Le rapporteur pour avis a annoncé, concernant la retraite
anticipée des anciens combattants d'Afrique du Nord, que
M. Jean-Pierre Masseret avait présenté une mesure visant
à assurer la garantie d'un revenu équivalent à une
retraite anticipée, soit 5.600 francs par mois pour les
chômeurs qui pouvaient justifier de 160 trimestres de cotisations
à l'assurance vieillesse, y compris le temps passé en Afrique du
Nord. Il a précisé que cette disposition prendrait la forme d'un
relèvement de l'allocation différentielle à due
concurrence à partir du 1
er
janvier 1998 pour les
anciens combattants concernés, et que 12 à 15.000 personnes
pouvaient être intéressées.
Le rapporteur pour avis a considéré qu'il s'agissait d'un pas en
avant qui ne réglait toutefois pas la question puisque la disposition
s'apparentait plus à une mesure d'assistance que de réparation.
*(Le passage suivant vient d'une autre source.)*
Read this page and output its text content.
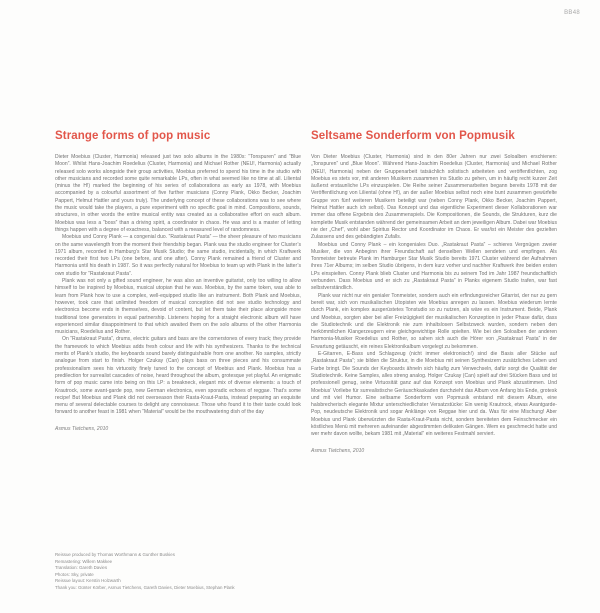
BB48
Strange forms of pop music

Dieter Moebius (Cluster, Harmonia) released just two solo albums in the 1980s: “Tonspuren” and “Blue Moon”. Whilst Hans-Joachim Roedelius (Cluster, Harmonia) and Michael Rother (NEU!, Harmonia) actually released solo works alongside their group activities, Moebius preferred to spend his time in the studio with other musicians and recorded some quite remarkable LPs, often in what seemed like no time at all. Liliental (minus the H!) marked the beginning of his series of collaborations as early as 1978, with Moebius accompanied by a colourful assortment of five further musicians (Conny Plank, Okko Becker, Joachim Pappert, Helmut Hattler and yours truly). The underlying concept of these collaborations was to see where the music would take the players, a pure experiment with no specific goal in mind. Compositions, sounds, structures, in other words the entire musical entity was created as a collaborative effort on each album. Moebius was less a “boss” than a driving spirit, a coordinator in chaos. He was and is a master of letting things happen with a degree of exactness, balanced with a measured level of randomness.

Moebius und Conny Plank — a congenial duo. “Rastakraut Pasta” — the sheer pleasure of two musicians on the same wavelength from the moment their friendship began. Plank was the studio engineer for Cluster’s 1971 album, recorded in Hamburg’s Star Musik Studio; the same studio, incidentally, in which Kraftwerk recorded their first two LPs (one before, and one after). Conny Plank remained a friend of Cluster and Harmonia until his death in 1987. So it was perfectly natural for Moebius to team up with Plank in the latter’s own studio for “Rastakraut Pasta”.

Plank was not only a gifted sound engineer, he was also an inventive guitarist, only too willing to allow himself to be inspired by Moebius, musical utopian that he was. Moebius, by the same token, was able to learn from Plank how to use a complex, well-equipped studio like an instrument. Both Plank and Moebius, however, took care that unlimited freedom of musical conception did not see studio technology and electronics become ends in themselves, devoid of content, but let them take their place alongside more traditional tone generators in equal partnership. Listeners hoping for a straight electronic album will have experienced similar disappointment to that which awaited them on the solo albums of the other Harmonia musicians, Roedelius and Rother.

On “Rastakraut Pasta”, drums, electric guitars and bass are the cornerstones of every track; they provide the framework to which Moebius adds fresh colour and life with his synthesizers. Thanks to the technical merits of Plank’s studio, the keyboards sound barely distinguishable from one another. No samples, strictly analogue from start to finish. Holger Czukay (Can) plays bass on three pieces and his consummate professionalism sees his virtuosity finely tuned to the concept of Moebius and Plank. Moebius has a predilection for surrealist cascades of noise, heard throughout the album, grotesque yet playful. An enigmatic form of pop music came into being on this LP: a breakneck, elegant mix of diverse elements: a touch of Krautrock, some avant-garde pop, new German electronica, even sporadic echoes of reggae. That’s some recipe! But Moebius and Plank did not overseason their Rasta-Kraut-Pasta, instead preparing an exquisite menu of several delectable courses to delight any connoisseur. Those who found it to their taste could look forward to another feast in 1981 when “Material” would be the mouthwatering dish of the day

Asmus Tietchens, 2010

Seltsame Sonderform von Popmusik

Von Dieter Moebius (Cluster, Harmonia) sind in den 80er Jahren nur zwei Soloalben erschienen: „Tonspuren“ und „Blue Moon“. Während Hans-Joachim Roedelius (Cluster, Harmonia) und Michael Rother (NEU!, Harmonia) neben der Gruppenarbeit tatsächlich solistisch arbeiteten und veröffentlichten, zog Moebius es stets vor, mit anderen Musikern zusammen ins Studio zu gehen, um in häufig recht kurzer Zeit äußerst erstaunliche LPs einzuspielen. Die Reihe seiner Zusammenarbeiten begann bereits 1978 mit der Veröffentlichung von Liliental (ohne H!), an der außer Moebius selbst noch eine bunt zusammen gewürfelte Gruppe von fünf weiteren Musikern beteiligt war (neben Conny Plank, Okko Becker, Joachim Pappert, Helmut Hattler auch ich selbst). Das Konzept und das eigentliche Experiment dieser Kollaborationen war immer das offene Ergebnis des Zusammenspiels. Die Kompositionen, die Sounds, die Strukturen, kurz die komplette Musik entstanden während der gemeinsamen Arbeit an dem jeweiligen Album. Dabei war Moebius nie der „Chef“, wohl aber Spiritus Rector und Koordinator im Chaos. Er war/ist ein Meister des gezielten Zulassens und des gebändigten Zufalls.

Moebius und Conny Plank – ein kongeniales Duo. „Rastakraut Pasta“ – schieres Vergnügen zweier Musiker, die von Anbeginn ihrer Freundschaft auf denselben Wellen sendeten und empfingen. Als Tonmeister betreute Plank im Hamburger Star Musik Studio bereits 1971 Cluster während der Aufnahmen ihres 71er Albums; im selben Studio übrigens, in dem kurz vorher und nachher Kraftwerk ihre beiden ersten LPs einspielten. Conny Plank blieb Cluster und Harmonia bis zu seinem Tod im Jahr 1987 freundschaftlich verbunden. Dass Moebius und er sich zu „Rastakraut Pasta“ in Planks eigenem Studio trafen, war fast selbstverständlich.

Plank war nicht nur ein genialer Tonmeister, sondern auch ein erfindungsreicher Gitarrist, der nur zu gern bereit war, sich von musikalischen Utopisten wie Moebius anregen zu lassen. Moebius wiederum lernte durch Plank, ein komplex ausgerüstetes Tonstudio so zu nutzen, als wäre es ein Instrument. Beide, Plank und Moebius, sorgten aber bei aller Freizügigkeit der musikalischen Konzeption in jeder Phase dafür, dass die Studiotechnik und die Elektronik nie zum inhaltslosen Selbstzweck wurden, sondern neben den herkömmlichen Klangerzeugern eine gleichgewichtige Rolle spielten. Wie bei den Soloalben der anderen Harmonia-Musiker Roedelius und Rother, so sahen sich auch die Hörer von „Rastakraut Pasta“ in der Erwartung getäuscht, ein reines Elektronikalbum vorgelegt zu bekommen.

E-Gitarren, E-Bass und Schlagzeug (nicht immer elektronisch!) sind die Basis aller Stücke auf „Rastakraut Pasta“; sie bilden die Struktur, in die Moebius mit seinen Synthesizern zusätzliches Leben und Farbe bringt. Die Sounds der Keyboards ähneln sich häufig zum Verwechseln, dafür sorgt die Qualität der Studiotechnik. Keine Samples, alles streng analog. Holger Czukay (Can) spielt auf drei Stücken Bass und ist professionell genug, seine Virtuosität ganz auf das Konzept von Moebius und Plank abzustimmen. Und Moebius’ Vorliebe für surrealistische Geräuschkaskaden durchzieht das Album von Anfang bis Ende, grotesk und mit viel Humor. Eine seltsame Sonderform von Popmusik entstand mit diesem Album, eine halsbrecherisch elegante Mixtur unterschiedlichster Versatzstücke: Ein wenig Krautrock, etwas Avantgarde-Pop, neudeutsche Elektronik und sogar Anklänge von Reggae hier und da. Was für eine Mischung! Aber Moebius und Plank überwürzten die Rasta-Kraut-Pasta nicht, sondern bereiteten dem Feinschmecker ein köstliches Menü mit mehreren aufeinander abgestimmten delikaten Gängen. Wem es geschmeckt hatte und wer mehr davon wollte, bekam 1981 mit „Material“ ein weiteres Festmahl serviert.

Asmus Tietchens, 2010

Reissue produced by Thomas Worthmann & Gunther Buskies
Remastering: Willem Makkee
Translation: Gareth Davies
Photos: Sky, private
Reissue layout: Kerstin Holzwarth
Thank you: Günter Körber, Asmus Tietchens, Gareth Davies, Dieter Moebius, Stephan Plank
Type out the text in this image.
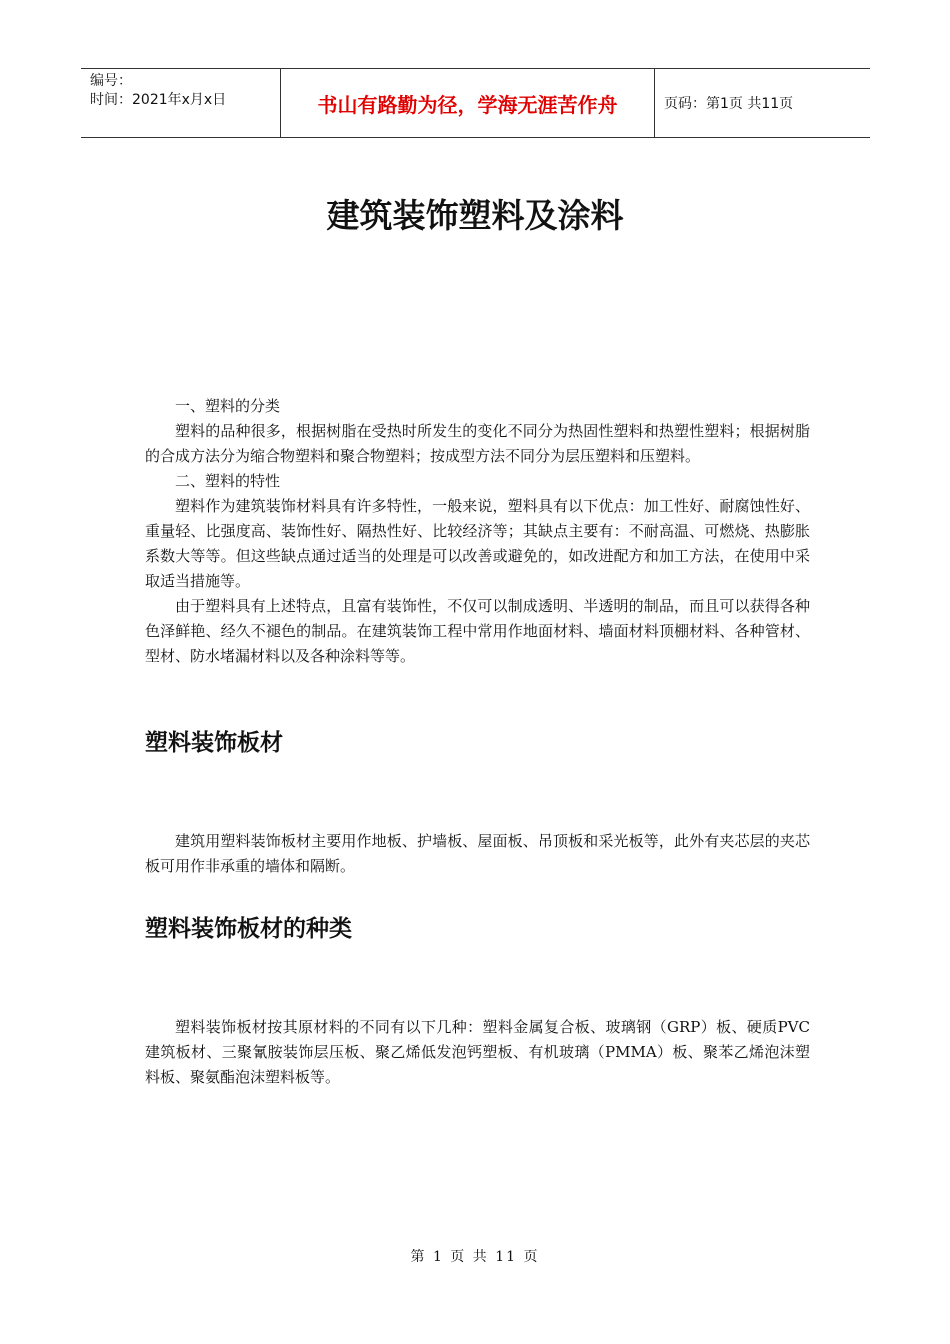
编号：
时间：2021年x月x日	书山有路勤为径，学海无涯苦作舟	页码：第1页 共11页
建筑装饰塑料及涂料

一、塑料的分类

塑料的品种很多，根据树脂在受热时所发生的变化不同分为热固性塑料和热塑性塑料；根据树脂的合成方法分为缩合物塑料和聚合物塑料；按成型方法不同分为层压塑料和压塑料。

二、塑料的特性

塑料作为建筑装饰材料具有许多特性，一般来说，塑料具有以下优点：加工性好、耐腐蚀性好、重量轻、比强度高、装饰性好、隔热性好、比较经济等；其缺点主要有：不耐高温、可燃烧、热膨胀系数大等等。但这些缺点通过适当的处理是可以改善或避免的，如改进配方和加工方法，在使用中采取适当措施等。

由于塑料具有上述特点，且富有装饰性，不仅可以制成透明、半透明的制品，而且可以获得各种色泽鲜艳、经久不褪色的制品。在建筑装饰工程中常用作地面材料、墙面材料顶棚材料、各种管材、型材、防水堵漏材料以及各种涂料等等。

塑料装饰板材

建筑用塑料装饰板材主要用作地板、护墙板、屋面板、吊顶板和采光板等，此外有夹芯层的夹芯板可用作非承重的墙体和隔断。

塑料装饰板材的种类

塑料装饰板材按其原材料的不同有以下几种：塑料金属复合板、玻璃钢（GRP）板、硬质PVC建筑板材、三聚氰胺装饰层压板、聚乙烯低发泡钙塑板、有机玻璃（PMMA）板、聚苯乙烯泡沫塑料板、聚氨酯泡沫塑料板等。

第 1 页 共 11 页
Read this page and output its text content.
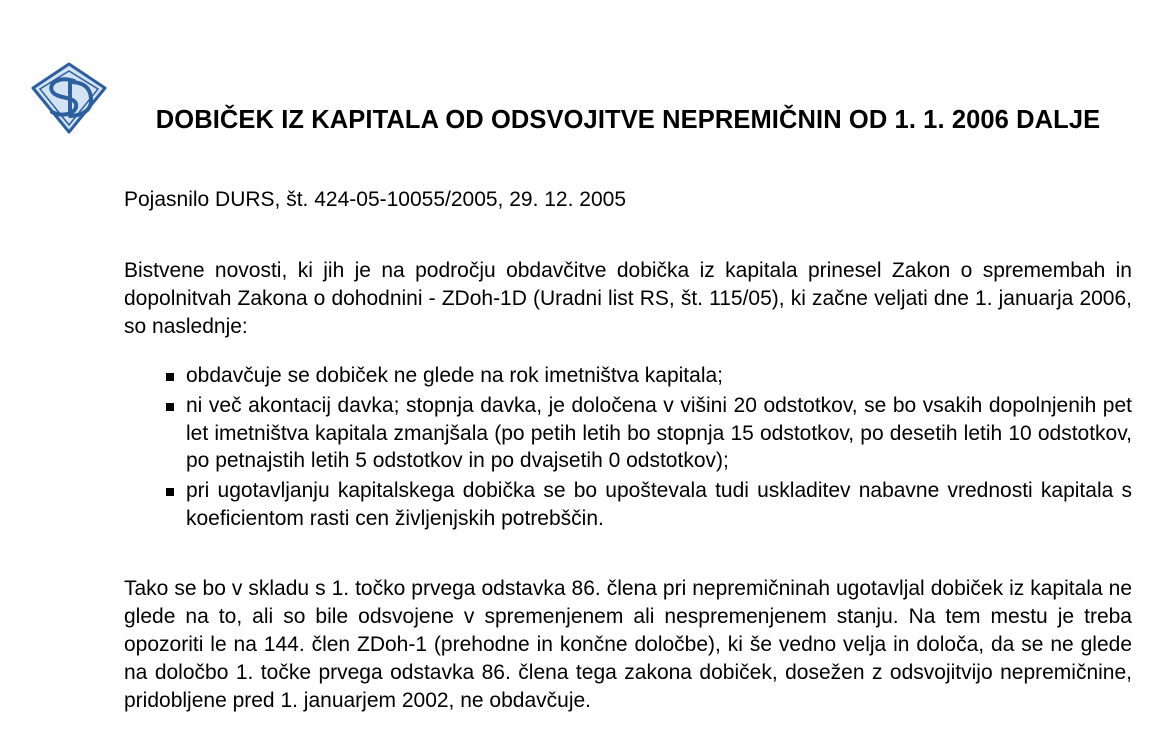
DOBIČEK IZ KAPITALA OD ODSVOJITVE NEPREMIČNIN OD 1. 1. 2006 DALJE
Pojasnilo DURS, št. 424-05-10055/2005, 29. 12. 2005

Bistvene novosti, ki jih je na področju obdavčitve dobička iz kapitala prinesel Zakon o spremembah in dopolnitvah Zakona o dohodnini - ZDoh-1D (Uradni list RS, št. 115/05), ki začne veljati dne 1. januarja 2006, so naslednje:

obdavčuje se dobiček ne glede na rok imetništva kapitala;
ni več akontacij davka; stopnja davka, je določena v višini 20 odstotkov, se bo vsakih dopolnjenih pet let imetništva kapitala zmanjšala (po petih letih bo stopnja 15 odstotkov, po desetih letih 10 odstotkov, po petnajstih letih 5 odstotkov in po dvajsetih 0 odstotkov);
pri ugotavljanju kapitalskega dobička se bo upoštevala tudi uskladitev nabavne vrednosti kapitala s koeficientom rasti cen življenjskih potrebščin.

Tako se bo v skladu s 1. točko prvega odstavka 86. člena pri nepremičninah ugotavljal dobiček iz kapitala ne glede na to, ali so bile odsvojene v spremenjenem ali nespremenjenem stanju. Na tem mestu je treba opozoriti le na 144. člen ZDoh-1 (prehodne in končne določbe), ki še vedno velja in določa, da se ne glede na določbo 1. točke prvega odstavka 86. člena tega zakona dobiček, dosežen z odsvojitvijo nepremičnine, pridobljene pred 1. januarjem 2002, ne obdavčuje.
Pour conclure sur cet ensemble de mesures nouvelles, le rapporteur pour avis a
fait observer que 25 millions de francs iraient au chapitre 46-10 afin de
porter à 5.600 francs l'allocation différentielle, que
10 millions de francs iraient au chapitre 46-21 pour tenir compte de
l'augmentation du nombre de titulaires de la carte du combattant et que
5 millions de francs seraient destinés au chapitre 47-22 pour
financer le relèvement du plafond ouvrant droit à majoration des
rentes mutualistes.
M. Marcel Lesbros, rapporteur pour avis,
a tenu
à préciser que la réserve parlementaire avait
été sollicitée à hauteur de 25 millions de
francs pour augmenter la disposition relative au relèvement de
l'allocation différentielle sans que ce financement
complémentaire puisse garantir tout à fait le bouclage de la
mesure que le ministère ne pouvait chiffrer tout à fait. Le
rapporteur pour avis a considéré que le recours à la
réserve parlementaire ne devait pas servir à financer des mesures
structurelles en appoint ou en remplacement du budget général.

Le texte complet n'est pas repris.